Devo correggerla, questo è il mio terzo Grand prix al festival di Annecy. Di solito ci si dimentica del corto della durata di un minuto e mezzo, “Die Hard”, che ho girato nel 1998 e per cui ho ricevuto lo stesso premio, ma in un’altra categoria, quella delle serie televisive.

Il mio metodo non è cambiato. Si è formato negli anni 1994-1995. Allora investivo molti sforzi per perfezionarmi nella professione, ascoltavo i consigli dei registi di talento, leggevo libri e mi sono dedicato per un anno intero alla realizzazione di “Switchcraft”. Ho capito che la prima regola per un regista è credere in se stesso e al proprio intuito. Se ritieni che il tuo film debba essere in un certo modo e non altrimenti (non mi riferisco a un errore durante il montaggio su cui ci si fissa, ma proprio all’essenza del film, alla sua intonazione), allora vuol dire che dev’essere così.

"Interruttore" di Konstantin Bronzit. Fonte: Youtube

Allora stavo per fare marcia indietro, temevo che “Switchcraft” potesse non piacere al pubblico per il suo ritmo lento. Le cose sarebbero potute andare in modo diverso, ma alla fine ho creduto in me stesso. E anche tutti i film successivi li ho girati così. Ma ciò non esclude un affinamento continuo nella professione, il processo creativo si basa sul mestiere.

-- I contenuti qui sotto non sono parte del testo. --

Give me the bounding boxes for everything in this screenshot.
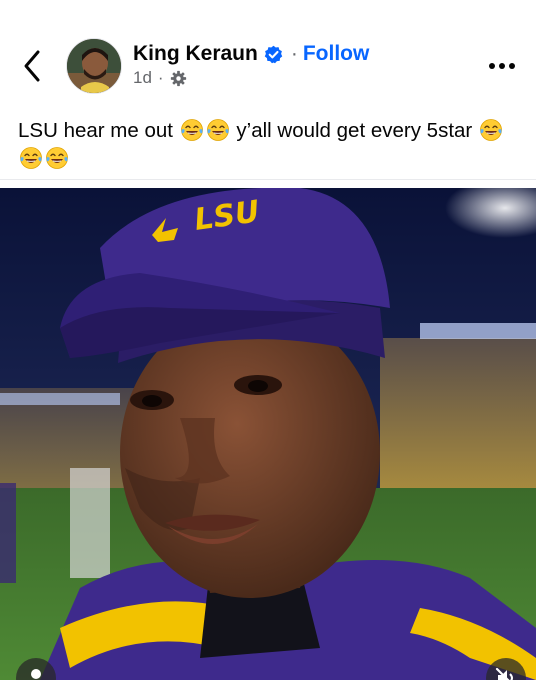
avatar[interactable] xyxy=(66,38,122,94)
tears-of-joy-emoji-icon xyxy=(45,146,69,170)
post-header: King Keraun · Follow 1d · xyxy=(0,0,536,110)
more-dots-icon[interactable] xyxy=(484,52,520,80)
post-text-part-1: LSU hear me out xyxy=(18,119,173,142)
chevron-left-icon[interactable] xyxy=(18,46,46,86)
author-row: King Keraun · Follow xyxy=(133,42,369,66)
tears-of-joy-emoji-icon xyxy=(19,146,43,170)
post-text-part-2: y’all would get every 5star xyxy=(236,119,473,142)
tears-of-joy-emoji-icon xyxy=(479,118,503,142)
follow-button[interactable]: Follow xyxy=(303,42,370,66)
divider xyxy=(0,179,536,180)
post-text: LSU hear me out y’all would get every 5s… xyxy=(18,117,524,173)
post-photo[interactable]: LSU xyxy=(0,188,536,680)
audience-gear-icon[interactable] xyxy=(170,70,187,87)
author-name[interactable]: King Keraun xyxy=(133,42,258,66)
post-timestamp[interactable]: 1d xyxy=(133,68,152,88)
meta-separator: · xyxy=(157,68,164,87)
photo-image: LSU xyxy=(0,188,536,680)
tears-of-joy-emoji-icon xyxy=(180,118,204,142)
avatar-image xyxy=(67,39,121,93)
tears-of-joy-emoji-icon xyxy=(206,118,230,142)
verified-badge-icon xyxy=(264,45,283,63)
post-meta: 1d · xyxy=(133,68,187,88)
separator-dot: · xyxy=(290,42,298,65)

Riesce a individuare delle tendenze dominanti nell’attuale cinema d’animazione?

Mi concentrerò solo sul cinema d’autore. Nel cinema commerciale è tutto chiaro: il senso è quello di inventare una storia che vada bene per le famiglie, divertire il pubblico e far cassetta.  

Mentre la tendenza dominante nel cinema d’animazione d’autore è innanzitutto quella di prescindere dalla dimensione narrativa. I giovani autori sembrano preoccuparsi poco della drammaturgia, e cercano invece di stupire, spaventare, mostrare una “lacerazione”: a molti questo sembra l’approccio giusto per girare un film.

Il cinema d’animazione russo è diverso da quello occidentale?

Da noi esiste meno questa idea della “lacerazione”. Probabilmente la tradizione del cinema d’animazione sovietico è ancora forte. Forse è questa la nostra forma mentis e i giovani registi non sono attratti dal trash e dallo splatter. Ci è più congeniale la dimensione narrativa, ci piace raccontare delle storie che abbiano un fine morale, pedagogico, diffondere la bontà, l’umanità. Siamo cresciuti con le fiabe, con i cartoni animati positivi ed è così che ragioniamo.

Lei ha lavorato in Russia e all’estero. Dove si trova più a suo agio?

Naturalmente, per me è più comodo lavorare a Pietroburgo agli studi Melnitsa che non all’estero. Quando parli la stessa lingua dei tuoi collaboratori è più semplice e più rapido comprendersi. Ma la questione è un’altra. M’infastidisce la parola stessa “comodità” riferita alla produzione di un film. Per me è un processo scomodo girare un film. Se non mi riesce qualcosa, inevitabilmente non farò che tormentarmi, angosciarmi, sia che mi trovi nello Zimbabwe o nella Chukotka. Così come sarò felice dovunque se riuscirò a risolvere un problema. L’unica cosa è che sarebbe preferibile stare in un luogo dove il clima è caldo (ride).

Le piacerebbe girare un film con degli attori veri?

Ormai no, sono convinto che il cinema come forma artistica sia ormai arrivato al capolinea. Tutte le storie sono già state raccontate e il cinema evolve solo sul piano tecnologico.

Vuol dire che ci saranno più lungometraggi d’animazione?

Quello che ho detto temo riguardi anche il cinema d’animazione, ma non ho nessuna intenzione di lanciarmi in pronostici sul suo futuro.